"Crazy-Making" by Leslie Jamison, about gaslighting, was fascinating in a creepy way. It brought back to mind my experiences with my ex-husband.
I saw an essay online yesterday by a man who finally realized that when his wife asked him a million times not to leave his dishes by the sink he should have stopped leaving his dishes by the sink, not because he began to see it as a big deal, he still thinks it wasn't, but because
it was a big enough deal to his wife for her to mention it a million times, getting increasingly frustrated each time, until she'd finally had enough. (The guy wrote a whole book about the end of his marriage, which at first looked interesting but turned out to include marriage advice, of which I have no need.)

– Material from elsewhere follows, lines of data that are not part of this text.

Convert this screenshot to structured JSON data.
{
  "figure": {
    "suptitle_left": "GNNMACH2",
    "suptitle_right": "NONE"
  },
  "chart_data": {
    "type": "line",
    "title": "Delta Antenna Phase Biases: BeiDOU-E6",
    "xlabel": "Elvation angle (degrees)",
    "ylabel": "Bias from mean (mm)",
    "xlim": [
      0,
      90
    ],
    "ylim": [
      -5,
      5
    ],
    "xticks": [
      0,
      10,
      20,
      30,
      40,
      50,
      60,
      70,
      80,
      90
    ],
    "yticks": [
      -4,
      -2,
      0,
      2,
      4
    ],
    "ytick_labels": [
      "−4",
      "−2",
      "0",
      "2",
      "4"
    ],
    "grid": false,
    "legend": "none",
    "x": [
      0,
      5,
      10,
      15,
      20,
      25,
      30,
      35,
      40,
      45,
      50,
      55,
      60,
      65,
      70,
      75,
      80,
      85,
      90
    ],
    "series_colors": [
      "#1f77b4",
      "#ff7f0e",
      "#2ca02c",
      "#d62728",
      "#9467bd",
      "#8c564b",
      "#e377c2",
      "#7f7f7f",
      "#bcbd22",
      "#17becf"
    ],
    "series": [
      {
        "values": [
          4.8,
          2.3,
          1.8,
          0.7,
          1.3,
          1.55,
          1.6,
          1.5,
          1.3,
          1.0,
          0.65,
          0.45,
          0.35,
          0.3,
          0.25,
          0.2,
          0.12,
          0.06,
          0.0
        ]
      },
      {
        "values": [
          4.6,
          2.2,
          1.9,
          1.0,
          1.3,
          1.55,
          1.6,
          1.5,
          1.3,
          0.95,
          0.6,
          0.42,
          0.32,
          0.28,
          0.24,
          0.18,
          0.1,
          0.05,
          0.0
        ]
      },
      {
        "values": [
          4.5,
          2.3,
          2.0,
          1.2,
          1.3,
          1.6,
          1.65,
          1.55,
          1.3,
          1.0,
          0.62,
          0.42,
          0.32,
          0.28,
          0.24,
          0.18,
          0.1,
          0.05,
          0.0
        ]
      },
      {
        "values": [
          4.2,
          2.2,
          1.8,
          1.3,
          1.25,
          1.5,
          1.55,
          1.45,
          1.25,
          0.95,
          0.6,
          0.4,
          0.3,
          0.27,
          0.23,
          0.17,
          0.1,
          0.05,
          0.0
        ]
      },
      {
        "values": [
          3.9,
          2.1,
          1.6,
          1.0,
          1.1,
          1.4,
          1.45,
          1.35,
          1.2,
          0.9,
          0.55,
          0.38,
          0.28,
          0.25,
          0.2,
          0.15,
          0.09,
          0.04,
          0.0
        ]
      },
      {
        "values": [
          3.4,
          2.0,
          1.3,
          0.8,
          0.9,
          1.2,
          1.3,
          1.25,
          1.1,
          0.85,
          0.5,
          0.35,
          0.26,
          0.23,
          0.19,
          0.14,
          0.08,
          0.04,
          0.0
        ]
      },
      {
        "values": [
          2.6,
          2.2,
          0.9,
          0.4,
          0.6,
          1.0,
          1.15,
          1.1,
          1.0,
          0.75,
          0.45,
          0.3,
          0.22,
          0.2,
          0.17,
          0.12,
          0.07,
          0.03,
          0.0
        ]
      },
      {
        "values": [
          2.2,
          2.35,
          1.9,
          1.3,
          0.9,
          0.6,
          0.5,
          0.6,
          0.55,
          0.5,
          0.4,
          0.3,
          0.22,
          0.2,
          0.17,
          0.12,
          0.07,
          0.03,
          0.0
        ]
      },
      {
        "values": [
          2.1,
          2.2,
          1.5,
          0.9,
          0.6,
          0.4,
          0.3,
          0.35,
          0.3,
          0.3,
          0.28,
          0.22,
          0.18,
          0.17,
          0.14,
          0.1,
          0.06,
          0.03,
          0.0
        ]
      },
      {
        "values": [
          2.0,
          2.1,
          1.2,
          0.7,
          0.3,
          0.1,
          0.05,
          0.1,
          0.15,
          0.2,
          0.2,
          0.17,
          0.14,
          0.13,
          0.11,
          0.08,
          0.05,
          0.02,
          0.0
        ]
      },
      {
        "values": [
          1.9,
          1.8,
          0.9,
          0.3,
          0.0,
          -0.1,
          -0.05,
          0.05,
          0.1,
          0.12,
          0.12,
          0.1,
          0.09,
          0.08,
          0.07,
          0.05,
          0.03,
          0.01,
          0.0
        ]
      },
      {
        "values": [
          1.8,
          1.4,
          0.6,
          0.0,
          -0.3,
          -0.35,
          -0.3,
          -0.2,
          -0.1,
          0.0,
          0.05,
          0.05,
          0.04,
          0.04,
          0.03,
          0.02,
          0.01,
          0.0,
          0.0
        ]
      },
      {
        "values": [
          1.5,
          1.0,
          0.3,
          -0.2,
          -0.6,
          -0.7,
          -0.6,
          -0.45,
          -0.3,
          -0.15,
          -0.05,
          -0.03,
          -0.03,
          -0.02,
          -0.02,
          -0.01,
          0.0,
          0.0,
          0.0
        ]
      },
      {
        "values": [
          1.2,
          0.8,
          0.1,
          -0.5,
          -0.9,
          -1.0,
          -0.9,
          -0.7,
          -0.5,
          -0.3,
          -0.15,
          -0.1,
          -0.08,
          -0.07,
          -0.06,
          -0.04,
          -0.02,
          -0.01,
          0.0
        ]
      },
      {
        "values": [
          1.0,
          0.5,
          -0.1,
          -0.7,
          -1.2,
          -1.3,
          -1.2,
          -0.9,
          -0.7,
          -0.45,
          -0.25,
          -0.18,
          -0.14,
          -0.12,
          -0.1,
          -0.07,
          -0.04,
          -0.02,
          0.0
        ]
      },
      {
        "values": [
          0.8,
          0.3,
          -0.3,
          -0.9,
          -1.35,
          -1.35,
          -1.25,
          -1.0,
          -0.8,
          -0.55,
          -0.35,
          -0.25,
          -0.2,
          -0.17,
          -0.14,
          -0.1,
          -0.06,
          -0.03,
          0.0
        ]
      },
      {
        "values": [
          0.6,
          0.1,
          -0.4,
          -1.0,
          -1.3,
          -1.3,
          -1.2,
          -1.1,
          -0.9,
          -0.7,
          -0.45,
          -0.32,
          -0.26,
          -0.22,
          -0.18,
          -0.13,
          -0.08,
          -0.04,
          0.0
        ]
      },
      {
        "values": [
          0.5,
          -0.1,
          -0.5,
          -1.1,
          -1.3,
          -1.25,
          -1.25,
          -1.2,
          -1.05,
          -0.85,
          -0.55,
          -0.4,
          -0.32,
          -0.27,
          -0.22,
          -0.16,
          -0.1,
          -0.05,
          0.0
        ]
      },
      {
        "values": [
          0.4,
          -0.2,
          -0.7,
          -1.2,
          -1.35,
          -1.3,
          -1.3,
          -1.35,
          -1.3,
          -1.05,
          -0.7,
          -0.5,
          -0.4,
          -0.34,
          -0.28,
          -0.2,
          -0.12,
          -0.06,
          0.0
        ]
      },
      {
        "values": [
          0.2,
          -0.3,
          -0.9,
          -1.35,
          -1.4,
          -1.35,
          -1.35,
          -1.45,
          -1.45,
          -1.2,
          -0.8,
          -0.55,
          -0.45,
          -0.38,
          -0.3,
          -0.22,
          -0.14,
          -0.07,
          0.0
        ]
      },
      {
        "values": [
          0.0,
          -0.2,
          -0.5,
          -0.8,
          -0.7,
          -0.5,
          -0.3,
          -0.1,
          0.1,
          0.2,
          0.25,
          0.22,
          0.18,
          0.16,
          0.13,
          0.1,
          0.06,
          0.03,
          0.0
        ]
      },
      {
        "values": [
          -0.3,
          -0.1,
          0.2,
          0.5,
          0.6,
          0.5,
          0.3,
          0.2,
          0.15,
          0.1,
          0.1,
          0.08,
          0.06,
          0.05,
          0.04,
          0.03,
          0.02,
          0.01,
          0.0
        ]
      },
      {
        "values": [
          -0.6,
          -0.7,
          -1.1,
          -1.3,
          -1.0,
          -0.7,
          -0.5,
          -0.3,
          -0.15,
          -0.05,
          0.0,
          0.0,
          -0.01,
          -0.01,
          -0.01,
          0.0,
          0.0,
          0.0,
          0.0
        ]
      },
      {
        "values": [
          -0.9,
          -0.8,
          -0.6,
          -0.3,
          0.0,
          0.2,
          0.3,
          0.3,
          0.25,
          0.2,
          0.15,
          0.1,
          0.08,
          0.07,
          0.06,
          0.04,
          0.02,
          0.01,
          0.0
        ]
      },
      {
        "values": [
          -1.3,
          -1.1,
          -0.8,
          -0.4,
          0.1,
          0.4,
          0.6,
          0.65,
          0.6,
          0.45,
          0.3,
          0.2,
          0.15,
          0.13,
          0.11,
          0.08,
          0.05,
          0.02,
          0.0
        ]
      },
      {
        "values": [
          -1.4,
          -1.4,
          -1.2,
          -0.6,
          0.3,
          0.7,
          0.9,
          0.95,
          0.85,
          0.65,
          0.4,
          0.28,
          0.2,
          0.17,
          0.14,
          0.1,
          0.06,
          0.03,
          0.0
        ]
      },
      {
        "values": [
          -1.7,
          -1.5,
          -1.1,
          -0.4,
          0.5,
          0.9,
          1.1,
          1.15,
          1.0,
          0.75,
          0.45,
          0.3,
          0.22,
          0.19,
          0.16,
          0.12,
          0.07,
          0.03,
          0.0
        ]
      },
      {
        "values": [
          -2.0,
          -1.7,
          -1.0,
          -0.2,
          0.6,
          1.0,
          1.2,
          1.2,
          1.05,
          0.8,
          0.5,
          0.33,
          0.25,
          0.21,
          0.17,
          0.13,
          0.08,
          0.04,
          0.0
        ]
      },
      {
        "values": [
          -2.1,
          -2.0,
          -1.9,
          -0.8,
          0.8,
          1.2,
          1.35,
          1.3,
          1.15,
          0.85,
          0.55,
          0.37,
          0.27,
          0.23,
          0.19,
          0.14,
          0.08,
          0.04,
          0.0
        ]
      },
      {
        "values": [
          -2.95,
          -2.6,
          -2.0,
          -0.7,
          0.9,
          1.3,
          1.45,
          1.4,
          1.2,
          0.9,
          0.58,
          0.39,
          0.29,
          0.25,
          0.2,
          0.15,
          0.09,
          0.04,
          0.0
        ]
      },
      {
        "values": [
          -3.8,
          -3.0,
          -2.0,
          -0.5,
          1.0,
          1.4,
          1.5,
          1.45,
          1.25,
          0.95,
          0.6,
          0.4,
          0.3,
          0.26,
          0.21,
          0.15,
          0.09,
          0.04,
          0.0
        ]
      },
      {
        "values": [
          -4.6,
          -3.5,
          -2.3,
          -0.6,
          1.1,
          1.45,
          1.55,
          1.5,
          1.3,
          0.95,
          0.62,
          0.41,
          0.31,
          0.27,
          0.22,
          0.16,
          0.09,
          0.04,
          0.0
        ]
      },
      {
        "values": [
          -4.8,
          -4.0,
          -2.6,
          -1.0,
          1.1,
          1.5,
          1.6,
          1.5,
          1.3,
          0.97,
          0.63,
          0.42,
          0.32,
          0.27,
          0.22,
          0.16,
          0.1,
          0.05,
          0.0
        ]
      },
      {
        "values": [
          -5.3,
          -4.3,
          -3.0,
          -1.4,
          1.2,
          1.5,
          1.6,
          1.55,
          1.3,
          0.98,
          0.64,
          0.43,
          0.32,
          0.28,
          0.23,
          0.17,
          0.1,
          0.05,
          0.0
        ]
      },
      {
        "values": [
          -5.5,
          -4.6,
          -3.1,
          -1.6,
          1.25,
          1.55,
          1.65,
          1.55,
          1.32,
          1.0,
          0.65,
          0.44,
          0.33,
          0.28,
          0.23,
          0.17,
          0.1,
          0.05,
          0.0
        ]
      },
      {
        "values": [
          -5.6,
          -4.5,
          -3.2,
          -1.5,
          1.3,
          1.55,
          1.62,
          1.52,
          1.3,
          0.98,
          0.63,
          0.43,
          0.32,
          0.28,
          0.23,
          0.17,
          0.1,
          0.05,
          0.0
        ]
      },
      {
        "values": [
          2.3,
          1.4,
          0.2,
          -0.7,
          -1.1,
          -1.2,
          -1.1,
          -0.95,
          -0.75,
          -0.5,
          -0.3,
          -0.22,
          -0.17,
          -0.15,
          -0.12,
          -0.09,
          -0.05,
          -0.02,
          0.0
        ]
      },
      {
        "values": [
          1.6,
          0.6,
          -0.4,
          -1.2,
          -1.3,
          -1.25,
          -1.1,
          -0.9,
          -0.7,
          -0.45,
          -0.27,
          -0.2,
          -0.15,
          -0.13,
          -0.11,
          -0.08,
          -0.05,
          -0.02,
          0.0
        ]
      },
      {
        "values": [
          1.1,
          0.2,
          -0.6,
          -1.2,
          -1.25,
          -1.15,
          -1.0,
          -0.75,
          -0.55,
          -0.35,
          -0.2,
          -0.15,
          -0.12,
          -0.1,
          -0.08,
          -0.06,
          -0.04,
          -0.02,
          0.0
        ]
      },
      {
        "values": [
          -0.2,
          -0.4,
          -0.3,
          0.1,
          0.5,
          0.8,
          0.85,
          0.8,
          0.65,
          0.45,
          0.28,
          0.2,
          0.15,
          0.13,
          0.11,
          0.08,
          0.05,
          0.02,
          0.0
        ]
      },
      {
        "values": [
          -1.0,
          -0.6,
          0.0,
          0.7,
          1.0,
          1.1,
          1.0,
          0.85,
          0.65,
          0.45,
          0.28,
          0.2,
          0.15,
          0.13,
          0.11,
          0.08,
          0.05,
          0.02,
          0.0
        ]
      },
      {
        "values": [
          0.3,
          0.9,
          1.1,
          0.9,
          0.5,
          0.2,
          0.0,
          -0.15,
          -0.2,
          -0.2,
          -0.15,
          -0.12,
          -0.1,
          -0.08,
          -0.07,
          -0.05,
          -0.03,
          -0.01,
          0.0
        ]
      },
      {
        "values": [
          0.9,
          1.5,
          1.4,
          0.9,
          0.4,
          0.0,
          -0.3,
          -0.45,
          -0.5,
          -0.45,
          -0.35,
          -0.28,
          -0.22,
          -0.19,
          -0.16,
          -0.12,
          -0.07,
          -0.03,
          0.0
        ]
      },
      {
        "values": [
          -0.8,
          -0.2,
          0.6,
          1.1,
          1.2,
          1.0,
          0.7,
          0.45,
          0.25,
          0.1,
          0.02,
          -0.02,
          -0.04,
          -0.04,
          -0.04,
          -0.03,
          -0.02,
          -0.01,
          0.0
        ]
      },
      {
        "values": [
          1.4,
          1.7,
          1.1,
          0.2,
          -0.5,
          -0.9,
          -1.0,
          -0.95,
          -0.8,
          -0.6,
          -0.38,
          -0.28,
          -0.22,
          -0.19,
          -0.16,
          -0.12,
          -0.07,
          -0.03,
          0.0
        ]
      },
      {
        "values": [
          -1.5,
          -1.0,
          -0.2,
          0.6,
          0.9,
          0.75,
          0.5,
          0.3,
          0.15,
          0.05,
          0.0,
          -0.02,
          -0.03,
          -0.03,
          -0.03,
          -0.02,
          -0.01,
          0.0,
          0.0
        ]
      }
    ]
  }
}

Which reminded me of the time I was at an art show and saw a crafted sponge holder. I said, "If I'd seen this sponge holder 10 years ago I might still be married today." The artist laughed and asked why. I told her that my husband used to do the dishes -- that part was good! -- but always leave the sponge in the sink, full of cold water that would sit overnight accumulating bacteria that I would later have to squeeze out. I asked him a million times to stop and he never did because he didn't think it was a big deal. He got to call that shot. Yet I tried to avoid doing things that bugged him, even when I didn't think were a big deal. He had exactly the same problem the guy in the essay did.
Not gaslighting exactly but gaslighting-adjacent.
This is the third article by Jamison that I've read in TNY, and I'm liking her work. It mentions that she teaches at Columbia University.
I have, and read, her first essay collection,
The Empathy Exams, and it's very good. I have her second essay collection,
Make it Scream, Make it Burn, which I have not yet read. Now I'm motivated to pull it out this evening!